Ironically though, the Great War gave women the vote but also the Defence of the Realm Act. The latter, along with various Official Secrets Acts, tipped the balance in favour of the mighty. National security became something of a trump card for governments, even in the USA, despite constitutional safeguards for free speech.

If government agents mainly wear black hats in this story, the media have some to offer as well. Rothermere’s appeasement enthusiasm gets appropriate coverage, and there is mention of Maxwell. Interestingly Rupert Murdoch makes a single tangential appearance and thus does not emerge as any sort of villain. Alistair Campbell seems much worse. As correctives we have C.P. Scott of the Guardian, Woodward and Bernstein of the Washington Post – though maybe that should be Bradlee and Graham – and Geoffrey Cox of ITN.

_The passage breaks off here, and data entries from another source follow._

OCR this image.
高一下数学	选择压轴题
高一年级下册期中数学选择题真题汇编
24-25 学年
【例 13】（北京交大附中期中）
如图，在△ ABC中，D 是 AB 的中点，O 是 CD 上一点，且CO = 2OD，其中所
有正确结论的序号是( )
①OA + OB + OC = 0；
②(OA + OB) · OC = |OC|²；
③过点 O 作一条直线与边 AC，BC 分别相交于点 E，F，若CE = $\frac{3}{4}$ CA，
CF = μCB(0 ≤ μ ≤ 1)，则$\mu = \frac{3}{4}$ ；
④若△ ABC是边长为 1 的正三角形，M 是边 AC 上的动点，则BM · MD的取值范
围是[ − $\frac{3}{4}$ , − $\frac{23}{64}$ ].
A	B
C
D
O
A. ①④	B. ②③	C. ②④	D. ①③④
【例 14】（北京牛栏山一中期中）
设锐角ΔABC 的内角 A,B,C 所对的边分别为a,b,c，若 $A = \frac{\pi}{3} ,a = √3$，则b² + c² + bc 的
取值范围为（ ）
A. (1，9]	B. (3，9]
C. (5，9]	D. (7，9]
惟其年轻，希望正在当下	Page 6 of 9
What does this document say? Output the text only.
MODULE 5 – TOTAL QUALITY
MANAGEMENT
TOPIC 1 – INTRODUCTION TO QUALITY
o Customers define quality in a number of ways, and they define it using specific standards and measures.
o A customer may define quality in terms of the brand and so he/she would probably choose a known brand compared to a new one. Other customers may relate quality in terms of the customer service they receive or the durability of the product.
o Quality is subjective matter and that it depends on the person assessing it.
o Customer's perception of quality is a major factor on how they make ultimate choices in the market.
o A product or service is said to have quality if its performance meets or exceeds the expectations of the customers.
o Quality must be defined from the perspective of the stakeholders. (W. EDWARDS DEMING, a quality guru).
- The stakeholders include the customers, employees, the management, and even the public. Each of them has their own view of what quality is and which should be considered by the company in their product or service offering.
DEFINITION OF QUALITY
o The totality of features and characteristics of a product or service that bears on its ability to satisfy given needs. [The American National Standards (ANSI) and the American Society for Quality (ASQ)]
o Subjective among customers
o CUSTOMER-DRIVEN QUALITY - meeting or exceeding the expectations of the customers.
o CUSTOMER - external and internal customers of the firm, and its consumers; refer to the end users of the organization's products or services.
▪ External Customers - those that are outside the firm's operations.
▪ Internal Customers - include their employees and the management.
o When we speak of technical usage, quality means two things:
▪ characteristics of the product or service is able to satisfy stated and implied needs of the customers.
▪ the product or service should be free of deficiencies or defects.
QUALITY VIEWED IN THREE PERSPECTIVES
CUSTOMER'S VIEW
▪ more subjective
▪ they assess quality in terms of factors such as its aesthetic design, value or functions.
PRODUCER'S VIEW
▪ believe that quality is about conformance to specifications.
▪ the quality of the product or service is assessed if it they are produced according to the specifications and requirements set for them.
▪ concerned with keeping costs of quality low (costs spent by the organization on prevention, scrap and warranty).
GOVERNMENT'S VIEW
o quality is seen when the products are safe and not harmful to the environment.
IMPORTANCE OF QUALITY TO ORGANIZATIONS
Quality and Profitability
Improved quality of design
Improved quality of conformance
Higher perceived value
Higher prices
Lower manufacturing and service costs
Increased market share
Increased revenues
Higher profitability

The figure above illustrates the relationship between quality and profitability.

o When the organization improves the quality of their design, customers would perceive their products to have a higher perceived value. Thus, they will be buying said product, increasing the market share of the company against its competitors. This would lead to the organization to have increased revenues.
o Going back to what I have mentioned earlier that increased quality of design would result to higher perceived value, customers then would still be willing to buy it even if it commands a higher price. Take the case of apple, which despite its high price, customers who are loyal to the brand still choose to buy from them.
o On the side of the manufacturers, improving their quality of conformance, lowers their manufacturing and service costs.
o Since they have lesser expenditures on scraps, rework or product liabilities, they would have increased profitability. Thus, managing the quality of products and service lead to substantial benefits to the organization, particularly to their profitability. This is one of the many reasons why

Taylor becomes understandably enthused by the onset of television as a player. Vietnam created significant challenges to the relationship between the media and the mighty. But even here the tensions between news and national security stack up in the latter’s favour. Watergate and the Dodgy Dossier might seem to have been the work of heroic reporters. But Woodward and Bernstein needed the FBI source and the Special Prosecutor to get a result, and Andrew Gilligan gets almost as much censure from the author as Alistair Campbell for their respective roles in the saga of WMD.

In the end, the Internet, essentially another product of military needs, hijacks the process, puts everyone on the back foot, and returns us to three headed beasts, gossip and alternative facts.

After what has been a quite light touch run through, Taylor concludes with some interesting suggestions about a way forward and the need for some ethics to re-enter, or perhaps enter, the equation. In sum, these amount to ‘education, education, education’. But that didn’t really end well either.

Neil Boulton read History at Oxford and was Director of Studies at Bryanston where he taught History, Economics and Politics.